Magicka: Wizard Wars is a four versus four, spawn point capturing deathmatch MOBA in which groups of primary coloured wizards mix and match magical spells before spewing their mystical concoctions at other players, around their immediate surroundings or all over themselves like magic soup. The spell system works pretty much as it does in the original Magicka, so combining water and fire creates scalding steam, fire plus rock equals molten boulders, and water plus lightning equals comic self-electrocution. You can stack elements to create more powerful jets of arcane fizzle, or cast them on yourself to create flavours of shields. It’s creative. It’s really good.
I’m really bad at it.
Luckily, everybody I was playing with was equally terrible. Our games were hilariously slapstick, our fingers fumbled around the keys selecting ineffectual combinations of colourful spells, which would spark and cartwheel off around the screen in great magical ribbons. You can have three spells charged at once, and the only way to release those charged spells is to fire them off, as if you were degaussing your statically charged wizard fingers. I’d mistakenly fire healing jets at the enemy, before panicking and summoning a Grim Reaper, who, in the absence of other players, would chase me around the map. Friendly fire is always on, so careful targetting of your long-range spells is needed to avoid injuring teammates, as well as conscientious use of your area-of-effect powers.

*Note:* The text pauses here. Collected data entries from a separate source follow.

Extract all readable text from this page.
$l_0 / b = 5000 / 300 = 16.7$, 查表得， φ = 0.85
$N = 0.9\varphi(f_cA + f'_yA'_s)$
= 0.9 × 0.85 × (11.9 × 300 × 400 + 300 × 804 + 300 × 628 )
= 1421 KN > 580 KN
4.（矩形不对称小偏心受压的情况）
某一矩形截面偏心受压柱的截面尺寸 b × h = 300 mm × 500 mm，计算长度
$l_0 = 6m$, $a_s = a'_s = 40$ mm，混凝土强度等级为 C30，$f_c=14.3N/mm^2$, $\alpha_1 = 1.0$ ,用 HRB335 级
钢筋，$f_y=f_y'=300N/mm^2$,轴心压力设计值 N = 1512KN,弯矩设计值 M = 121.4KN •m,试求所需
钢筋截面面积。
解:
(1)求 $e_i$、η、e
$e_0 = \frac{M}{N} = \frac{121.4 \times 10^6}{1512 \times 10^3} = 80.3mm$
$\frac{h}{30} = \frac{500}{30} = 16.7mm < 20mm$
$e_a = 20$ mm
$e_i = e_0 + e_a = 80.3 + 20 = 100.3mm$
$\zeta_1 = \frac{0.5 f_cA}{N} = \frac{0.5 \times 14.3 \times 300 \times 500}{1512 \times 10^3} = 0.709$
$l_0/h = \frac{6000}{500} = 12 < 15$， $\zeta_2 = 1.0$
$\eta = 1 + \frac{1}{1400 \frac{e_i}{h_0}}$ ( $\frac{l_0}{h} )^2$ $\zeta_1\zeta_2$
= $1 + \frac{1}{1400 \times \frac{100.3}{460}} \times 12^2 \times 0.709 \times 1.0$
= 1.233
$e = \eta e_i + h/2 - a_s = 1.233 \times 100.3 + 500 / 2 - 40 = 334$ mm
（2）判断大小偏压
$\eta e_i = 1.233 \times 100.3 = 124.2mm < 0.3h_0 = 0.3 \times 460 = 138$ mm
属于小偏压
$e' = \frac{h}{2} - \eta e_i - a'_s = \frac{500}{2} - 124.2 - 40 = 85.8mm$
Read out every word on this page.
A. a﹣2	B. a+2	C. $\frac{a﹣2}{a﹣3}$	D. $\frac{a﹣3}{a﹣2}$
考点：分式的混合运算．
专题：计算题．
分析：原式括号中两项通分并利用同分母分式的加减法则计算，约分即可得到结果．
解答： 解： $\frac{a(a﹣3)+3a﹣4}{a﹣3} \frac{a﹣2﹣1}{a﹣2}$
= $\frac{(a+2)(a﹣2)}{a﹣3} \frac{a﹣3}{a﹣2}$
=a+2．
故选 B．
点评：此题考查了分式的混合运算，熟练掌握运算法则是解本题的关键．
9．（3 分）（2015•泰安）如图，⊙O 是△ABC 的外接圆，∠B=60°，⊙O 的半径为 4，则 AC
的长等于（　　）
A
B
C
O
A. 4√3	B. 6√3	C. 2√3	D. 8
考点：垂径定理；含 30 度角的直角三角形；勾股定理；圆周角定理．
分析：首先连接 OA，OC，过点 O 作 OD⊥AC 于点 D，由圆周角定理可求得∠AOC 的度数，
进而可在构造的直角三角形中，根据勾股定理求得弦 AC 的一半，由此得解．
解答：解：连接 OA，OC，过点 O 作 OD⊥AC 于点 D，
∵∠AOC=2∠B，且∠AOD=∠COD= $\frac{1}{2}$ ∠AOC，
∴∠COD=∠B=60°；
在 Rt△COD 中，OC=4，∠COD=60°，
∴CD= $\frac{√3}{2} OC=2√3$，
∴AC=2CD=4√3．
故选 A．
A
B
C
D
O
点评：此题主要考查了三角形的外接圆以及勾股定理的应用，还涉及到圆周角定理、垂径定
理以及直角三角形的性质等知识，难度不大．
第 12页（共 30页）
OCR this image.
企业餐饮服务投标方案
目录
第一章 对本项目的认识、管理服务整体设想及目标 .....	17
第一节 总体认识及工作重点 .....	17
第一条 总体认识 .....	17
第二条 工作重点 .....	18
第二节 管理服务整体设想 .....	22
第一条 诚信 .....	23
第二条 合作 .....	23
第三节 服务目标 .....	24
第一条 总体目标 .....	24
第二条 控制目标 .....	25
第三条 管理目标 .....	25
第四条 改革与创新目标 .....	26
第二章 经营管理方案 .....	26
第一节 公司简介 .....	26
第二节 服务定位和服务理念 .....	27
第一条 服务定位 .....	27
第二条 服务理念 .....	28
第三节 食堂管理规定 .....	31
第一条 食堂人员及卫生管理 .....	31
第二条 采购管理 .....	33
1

The goal is to control three spawn points by sitting on them long enough to capture them. Two are situated in the top corners of the small map, while a third sits at the bottom. Narrow lanes connect these points, forcing players into short bursts of sparkling combat, and little friendly gremlin men do their best to protect them while you’re not around. These are the rules: dying will send you to back to one of your spawn points and cost your team one of your 75 spawn tickets, but if when you die your team doesn’t control a spawn point, you’re left in limbo until they do. In this situation, the remaining team members must capture a spawn point or be slain and lose the match. So, for the purposes of brevity: the idea here is pretty much to capture spawn points and not die, using magic.
Helping you to not die is your ability to enshroud yourself in a protective shield, which acts as a sort of prisoner’s dilemma as you reconcile your knowledge of the opposing team’s strengths with their knowing that you know. Before each round you’re shown every player’s strongest and weakest elemental attributes and can choose to attack and defend based on that understanding, or on the understanding that they’ll expect you to exploit their public weakness and so change up their tactics. I sort of suspect you could win at Magicka: Wizard Wars using game theory alone
In practice our game was a theory-averse free for all. Repeatedly tapping out a half-way decent spell formation (my favourite was a rock, fire, rock combo that lobbed beachball sized exploding globs of lava) soon became my preferred tactic in the face of a team of players who hadn’t yet formed the muscle memory to defend against such attacks with the appropriate type of shield. Sticking rigidly to one type of spell gives diminishing returns, however, and it takes just one player to spot your routine and counter it with tactics and magic custom-designed to splat you.
The players who’ll thrive in Magicka: Wizard Wars are the ones whose fingers don’t fall into comfortable configurations, and instead can dart across a library of potential spell mixtures to find, in fractions of a moment, the one appropriate for the given situation. Shields are even clearly coloured to denote which element they’re defending against, so the dextrous player can spot a type of defence and charge just the right spell to blast right through it. You could get really good at doing that.
Spectacular, slowly recharging abilities unlock as a round progresses. You can rain down meteor strikes across an entire screen, revive fallen allies, summon a Grim Reaper who’ll indiscriminately attack friends and foe alike, or grant yourself a temporary speed boost. These abilities punt the tactical range up by an order of magnitude: players can clear crowded spawn points and dart past lane defenders with well timed triggering of these skills. They’re also great for idiots like me because, as it’s sometimes difficult to tell who’s summoned meteors, I get away with wreaking anonymous, repercussion-free havoc.
It’s hard to know if slapstick can survive the transition to a free to play, player versus player, tactically minded wizard fight. The original Magicka is profoundly silly, a game in which you can set yourself alight with a clumsily cast spell, but Wizard Wars (which actually blocks accidental self-immolation, as a point of interest, instead casting an area of effect spell) favours the more intelligent side of conjuration combinations and arcane wizard combat. Surprisingly, that side of Magicka has turned out to be a richly tactical multiplayer affair. Underneath the clown make-up there’s a seriously intelligent game about angry wizards waiting to be discovered.